I never think of it without a trigger like hearing about some child having the same problem. He had my clothes off and I was telling him I had to have pajamas on to go to bed. I wanted to know what that thing was and he said it was just like a rope. My mother’s calling for me scared him and saved me. He scared me so that I didn’t tell until I was around six when he died and I told my mother I was glad he did.
Years later, another popular man, high up in the Masonic Lodge, a father of a young family, and new in our town, raped me. I don’t remember how old I was but I think about twelve. As an adult I know he planned it. When I screamed that I would tell he intimidated me about why I could never tell. He stole my life and destroyed all of my wonderful dreams.
Rape of a child is murder. It all ended when I gave birth to his child at the age of seventeen. When I was eighteen, I married a man, now my husband of fifty years, who adopted the little girl. We did not want her to know about her real father who had also raped his own daughters. (And they don’t need a therapist to help them recall any hidden memory) My family and everyone agreed to never let her know. The memories were buried and I would need a “trigger” to recall that the little girl was not my husband’s biological child.
The “trigger” occurred when the little girl was herself the mother of four older children because a Wheatland County official disclosed her version of the story several years ago to one of our daughters. She said she was going to tell her sister though we told her good reasons not to. When she insisted we asked that she let us tell in person.
The California daughter got the devastating news with a phone call from her younger half-sister. She went for help to some female therapist in San Diego. That therapist ruined the life of our daughter. She has distressed ours. She would take whatever simple little thing that our daughter remembered and turn it into either a thing of sex or violence using her own nasty imagination to give our grown daughter a life she NEVER had. A terrible life that DID NOT HAPPEN . . .We have lost that daughter because of it.

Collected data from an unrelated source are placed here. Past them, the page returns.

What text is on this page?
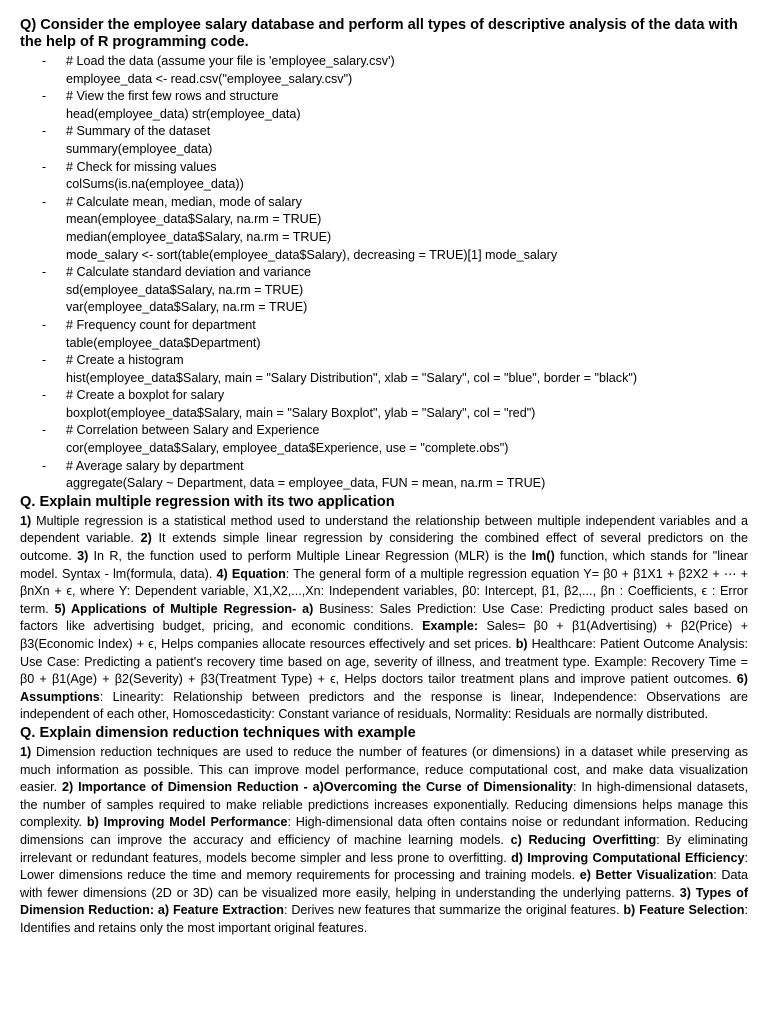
Q) Consider the employee salary database and perform all types of descriptive analysis of the data with the help of R programming code.
- # Load the data (assume your file is 'employee_salary.csv')
employee_data <- read.csv("employee_salary.csv")
- # View the first few rows and structure
head(employee_data) str(employee_data)
- # Summary of the dataset
summary(employee_data)
- # Check for missing values
colSums(is.na(employee_data))
- # Calculate mean, median, mode of salary
mean(employee_data$Salary, na.rm = TRUE)
median(employee_data$Salary, na.rm = TRUE)
mode_salary <- sort(table(employee_data$Salary), decreasing = TRUE)[1] mode_salary
- # Calculate standard deviation and variance
sd(employee_data$Salary, na.rm = TRUE)
var(employee_data$Salary, na.rm = TRUE)
- # Frequency count for department
table(employee_data$Department)
- # Create a histogram
hist(employee_data$Salary, main = "Salary Distribution", xlab = "Salary", col = "blue", border = "black")
- # Create a boxplot for salary
boxplot(employee_data$Salary, main = "Salary Boxplot", ylab = "Salary", col = "red")
- # Correlation between Salary and Experience
cor(employee_data$Salary, employee_data$Experience, use = "complete.obs")
- # Average salary by department
aggregate(Salary ~ Department, data = employee_data, FUN = mean, na.rm = TRUE)
Q. Explain multiple regression with its two application

1) Multiple regression is a statistical method used to understand the relationship between multiple independent variables and a dependent variable. 2) It extends simple linear regression by considering the combined effect of several predictors on the outcome. 3) In R, the function used to perform Multiple Linear Regression (MLR) is the lm() function, which stands for "linear model. Syntax - lm(formula, data). 4) Equation: The general form of a multiple regression equation Y= β0 + β1X1 + β2X2 + ⋯ + βnXn + ϵ, where Y: Dependent variable, X1,X2,...,Xn: Independent variables, β0: Intercept, β1, β2,..., βn : Coefficients, ϵ : Error term. 5) Applications of Multiple Regression- a) Business: Sales Prediction: Use Case: Predicting product sales based on factors like advertising budget, pricing, and economic conditions. Example: Sales= β0 + β1(Advertising) + β2(Price) + β3(Economic Index) + ϵ, Helps companies allocate resources effectively and set prices. b) Healthcare: Patient Outcome Analysis: Use Case: Predicting a patient's recovery time based on age, severity of illness, and treatment type. Example: Recovery Time = β0 + β1(Age) + β2(Severity) + β3(Treatment Type) + ϵ, Helps doctors tailor treatment plans and improve patient outcomes. 6) Assumptions: Linearity: Relationship between predictors and the response is linear, Independence: Observations are independent of each other, Homoscedasticity: Constant variance of residuals, Normality: Residuals are normally distributed.

Q. Explain dimension reduction techniques with example

1) Dimension reduction techniques are used to reduce the number of features (or dimensions) in a dataset while preserving as much information as possible. This can improve model performance, reduce computational cost, and make data visualization easier. 2) Importance of Dimension Reduction - a)Overcoming the Curse of Dimensionality: In high-dimensional datasets, the number of samples required to make reliable predictions increases exponentially. Reducing dimensions helps manage this complexity. b) Improving Model Performance: High-dimensional data often contains noise or redundant information. Reducing dimensions can improve the accuracy and efficiency of machine learning models. c) Reducing Overfitting: By eliminating irrelevant or redundant features, models become simpler and less prone to overfitting. d) Improving Computational Efficiency: Lower dimensions reduce the time and memory requirements for processing and training models. e) Better Visualization: Data with fewer dimensions (2D or 3D) can be visualized more easily, helping in understanding the underlying patterns. 3) Types of Dimension Reduction: a) Feature Extraction: Derives new features that summarize the original features. b) Feature Selection: Identifies and retains only the most important original features.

Just one example of many horrendous changes is that Josie was born sucking her thumb. The doctor and nurses laughed about it because it was shriveled. Our little girl who had never heard anyone even talk loud, heard my mother let out a “scream” because Josie opened an unlocked bathroom door where her grandfather was bathing. No big deal for a two and a half year old child. The therapist said that thumb sucking meant she had been raped and twisted this occurrence into a rape.
The false and crazy repressed memories that therapist planted by hypnosis in our daughter’s brain are being used against us by an evil daughter-in-law who in an attempt to get her children back that the courts had removed from her. She has promised her children that they will have a big house to live in. (Supplied by your taxes) Slandering and discrediting anyone who has helped her children have a good life instead of the abused life she had forced upon them, she found our therapist controlled daughter to be the means that she needed.